Version 0.2 Post-Processing & Model Search Implementation

  • 1. Create summary function complete with pretty printing for the model output.
  • 2. Create diagnostic plotting functions for the model outputs.
  • 3. Measures/Tests such as X2, Significance tests, AIC/BIC, R^2, and so on.
  • 4. Model comparisons, T-tests, ANOVA and so forth. Refer to the model comparisons package in R for inspiration.
  • 5. Write an update() function for modifying the model and write a step() function for model searches, forward, backward, both directional searches.
  • 6. Write/finalize the documentation.
  • 7. Do you need to worry about which operating system this will be run on?
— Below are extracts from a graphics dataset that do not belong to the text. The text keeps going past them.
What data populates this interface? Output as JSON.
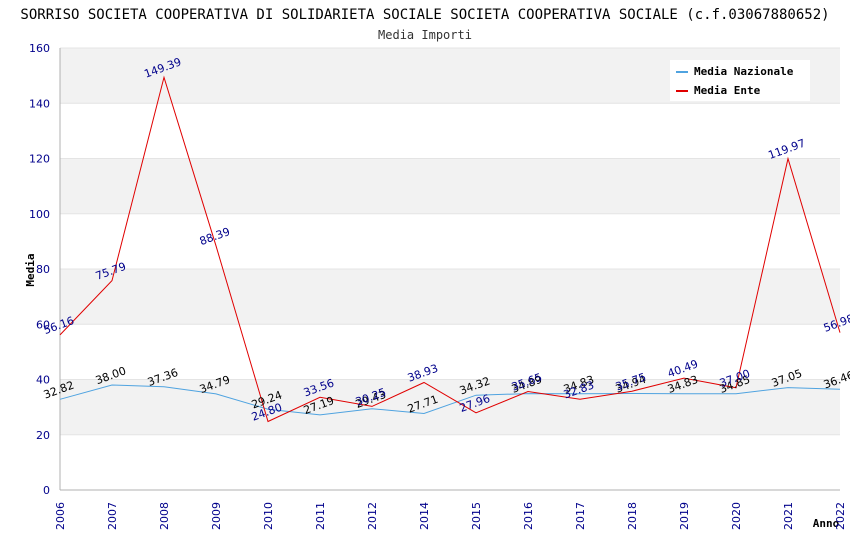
{
  "chart_data": {
    "type": "line",
    "title": "SORRISO SOCIETA COOPERATIVA DI SOLIDARIETA SOCIALE SOCIETA COOPERATIVA SOCIALE (c.f.03067880652)",
    "subtitle": "Media Importi",
    "xlabel": "Anno",
    "ylabel": "Media",
    "ylim": [
      0,
      160
    ],
    "yticks": [
      "0",
      "20",
      "40",
      "60",
      "80",
      "100",
      "120",
      "140",
      "160"
    ],
    "categories": [
      "2006",
      "2007",
      "2008",
      "2009",
      "2010",
      "2011",
      "2012",
      "2014",
      "2015",
      "2016",
      "2017",
      "2018",
      "2019",
      "2020",
      "2021",
      "2022"
    ],
    "series": [
      {
        "name": "Media Nazionale",
        "color": "#4fa3e0",
        "values": [
          32.82,
          38.0,
          37.36,
          34.79,
          29.24,
          27.19,
          29.43,
          27.71,
          34.32,
          34.89,
          34.83,
          34.94,
          34.83,
          34.85,
          37.05,
          36.46
        ],
        "labels": [
          "32.82",
          "38.00",
          "37.36",
          "34.79",
          "29.24",
          "27.19",
          "29.43",
          "27.71",
          "34.32",
          "34.89",
          "34.83",
          "34.94",
          "34.83",
          "34.85",
          "37.05",
          "36.46"
        ]
      },
      {
        "name": "Media Ente",
        "color": "#e00000",
        "values": [
          56.16,
          75.79,
          149.39,
          88.39,
          24.8,
          33.56,
          30.25,
          38.93,
          27.96,
          35.65,
          32.83,
          35.75,
          40.49,
          37.0,
          119.97,
          56.98
        ],
        "labels": [
          "56.16",
          "75.79",
          "149.39",
          "88.39",
          "24.80",
          "33.56",
          "30.25",
          "38.93",
          "27.96",
          "35.65",
          "32.83",
          "35.75",
          "40.49",
          "37.00",
          "119.97",
          "56.98"
        ]
      }
    ],
    "legend_position": "top-right"
  }
}
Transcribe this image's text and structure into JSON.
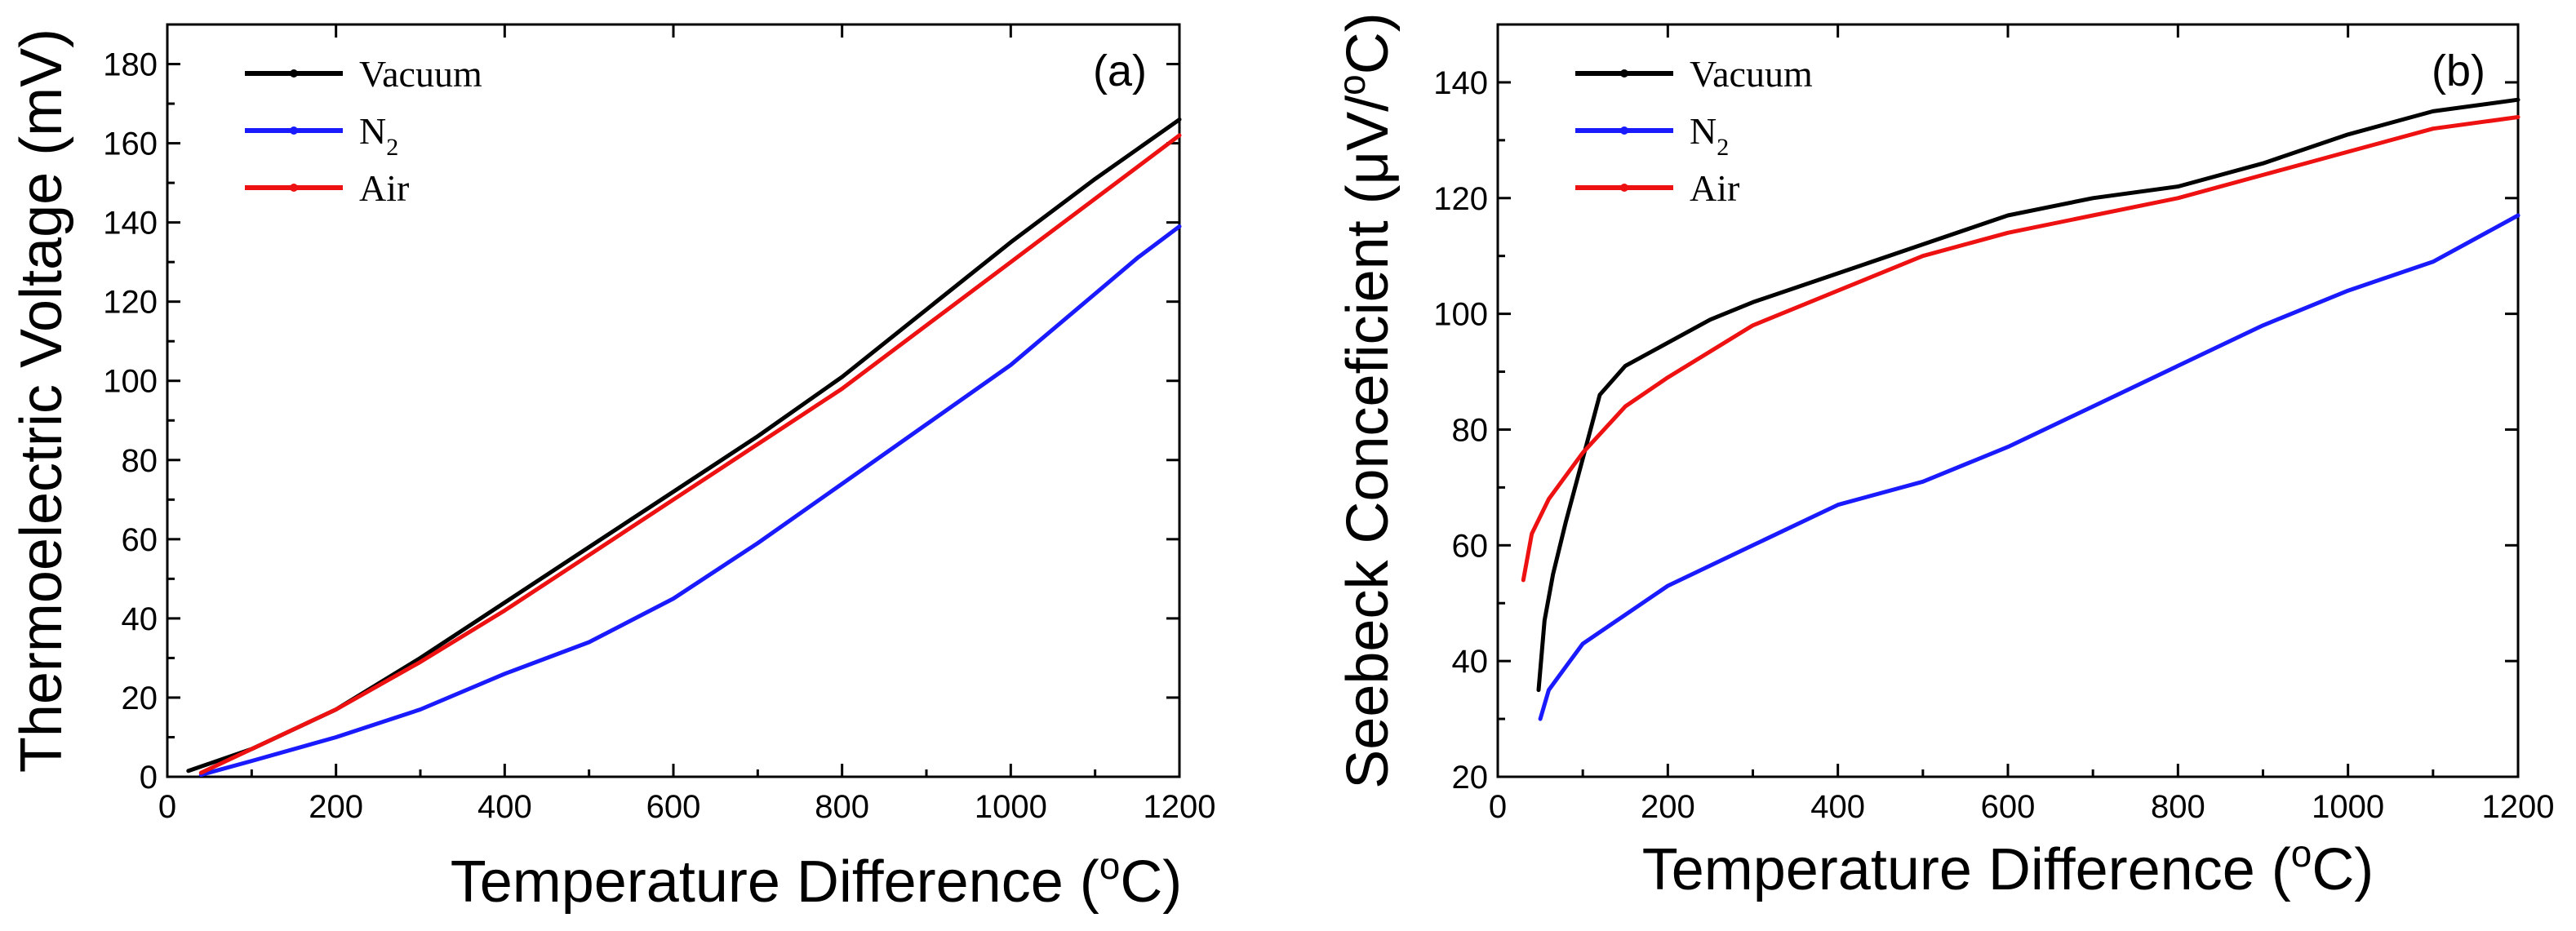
{
  "chart_data": [
    {
      "type": "line",
      "panel_label": "(a)",
      "xlabel": {
        "main": "Temperature Difference (",
        "sup": "o",
        "tail": "C)"
      },
      "ylabel": {
        "main": "Thermoelectric Voltage (mV)"
      },
      "xlim": [
        0,
        1200
      ],
      "ylim": [
        0,
        190
      ],
      "x_ticks": [
        "0",
        "200",
        "400",
        "600",
        "800",
        "1000",
        "1200"
      ],
      "y_ticks": [
        "0",
        "20",
        "40",
        "60",
        "80",
        "100",
        "120",
        "140",
        "160",
        "180"
      ],
      "legend_position": "top-left",
      "series": [
        {
          "name": "Vacuum",
          "legend": {
            "main": "Vacuum"
          },
          "color": "#000000",
          "x": [
            25,
            100,
            200,
            300,
            400,
            500,
            600,
            700,
            800,
            900,
            1000,
            1100,
            1200
          ],
          "y": [
            1.5,
            7,
            17,
            30,
            44,
            58,
            72,
            86,
            101,
            118,
            135,
            151,
            166
          ]
        },
        {
          "name": "N2",
          "legend": {
            "main": "N",
            "sub": "2"
          },
          "color": "#1a1aff",
          "x": [
            40,
            100,
            200,
            300,
            400,
            500,
            600,
            700,
            800,
            900,
            1000,
            1100,
            1150,
            1200
          ],
          "y": [
            0.5,
            4,
            10,
            17,
            26,
            34,
            45,
            59,
            74,
            89,
            104,
            122,
            131,
            139
          ]
        },
        {
          "name": "Air",
          "legend": {
            "main": "Air"
          },
          "color": "#ee1111",
          "x": [
            40,
            100,
            200,
            300,
            400,
            500,
            600,
            700,
            800,
            900,
            1000,
            1100,
            1200
          ],
          "y": [
            1,
            7,
            17,
            29,
            42,
            56,
            70,
            84,
            98,
            114,
            130,
            146,
            162
          ]
        }
      ]
    },
    {
      "type": "line",
      "panel_label": "(b)",
      "xlabel": {
        "main": "Temperature Difference (",
        "sup": "o",
        "tail": "C)"
      },
      "ylabel": {
        "main": "Seebeck Conceficient (μV/",
        "sup": "o",
        "tail": "C)"
      },
      "xlim": [
        0,
        1200
      ],
      "ylim": [
        20,
        150
      ],
      "x_ticks": [
        "0",
        "200",
        "400",
        "600",
        "800",
        "1000",
        "1200"
      ],
      "y_ticks": [
        "20",
        "40",
        "60",
        "80",
        "100",
        "120",
        "140"
      ],
      "legend_position": "top-left",
      "series": [
        {
          "name": "Vacuum",
          "legend": {
            "main": "Vacuum"
          },
          "color": "#000000",
          "x": [
            48,
            55,
            65,
            80,
            100,
            120,
            150,
            200,
            250,
            300,
            400,
            500,
            600,
            700,
            800,
            900,
            1000,
            1100,
            1200
          ],
          "y": [
            35,
            47,
            55,
            64,
            75,
            86,
            91,
            95,
            99,
            102,
            107,
            112,
            117,
            120,
            122,
            126,
            131,
            135,
            137
          ]
        },
        {
          "name": "N2",
          "legend": {
            "main": "N",
            "sub": "2"
          },
          "color": "#1a1aff",
          "x": [
            50,
            60,
            80,
            100,
            150,
            200,
            300,
            400,
            500,
            600,
            700,
            800,
            900,
            1000,
            1100,
            1200
          ],
          "y": [
            30,
            35,
            39,
            43,
            48,
            53,
            60,
            67,
            71,
            77,
            84,
            91,
            98,
            104,
            109,
            117
          ]
        },
        {
          "name": "Air",
          "legend": {
            "main": "Air"
          },
          "color": "#ee1111",
          "x": [
            30,
            40,
            60,
            80,
            100,
            150,
            200,
            300,
            400,
            500,
            600,
            700,
            800,
            900,
            1000,
            1100,
            1200
          ],
          "y": [
            54,
            62,
            68,
            72,
            76,
            84,
            89,
            98,
            104,
            110,
            114,
            117,
            120,
            124,
            128,
            132,
            134
          ]
        }
      ]
    }
  ]
}
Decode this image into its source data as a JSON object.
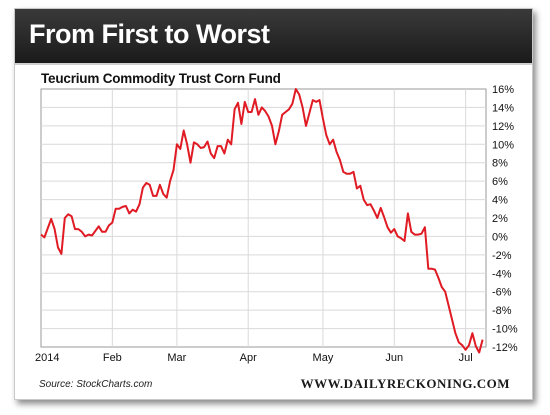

Theoretically, if it is written in Julia, D and R it could be that you won't need to worry about this.

Version 1.0 Alpha

  • 1. Make sure that all the functionality is working as designed and are all properly tested and documented.

Version 1.0 Beta

  • 1. Release for testing and carry out bug fixing - Github ony

Version 1.0 Release Candidate

  • 1. Write a presentation about this package and start publicising in Active Analytics website and do presentations about it. Do any further changes that need to be done.
  • 2. Attempt to release this on CRAN

Version 1.0

  • 1. By now everything should be baked in and should be stable. Release it and enjoy using it.

Version 1.1

  • 1. Add Constraints to regression, use Generalized QR decomposition.
  • 2. Add L1, and L-Infinity error functions for regression.
  • 3. Include regression constraints both for linear regression and GLM using LAPACK routines for generalized least squares (MKL), see Netlib also.
  • 4. Add regularization feature.
  • 5. Multiple Y variables? LAPACK allows this feature to be implemented to the framework.

References

  1. Generalized Linear Models and Extensions, 3rd Edition, James W. Hardin, Joseph M. Hilbe.
  2. Routines for BLAS, LAPACK, MAGMA, Mark Gates, http://www.icl.utk.edu/~mgates3/docs/lapack.html.
  3. Matrix Computations, 4th Edition, Gene H. Golub, Charles F. Van Loan.
  4. Generalized Additive Models, An Introduction with R, 2nd Edition, Simon N. Wood.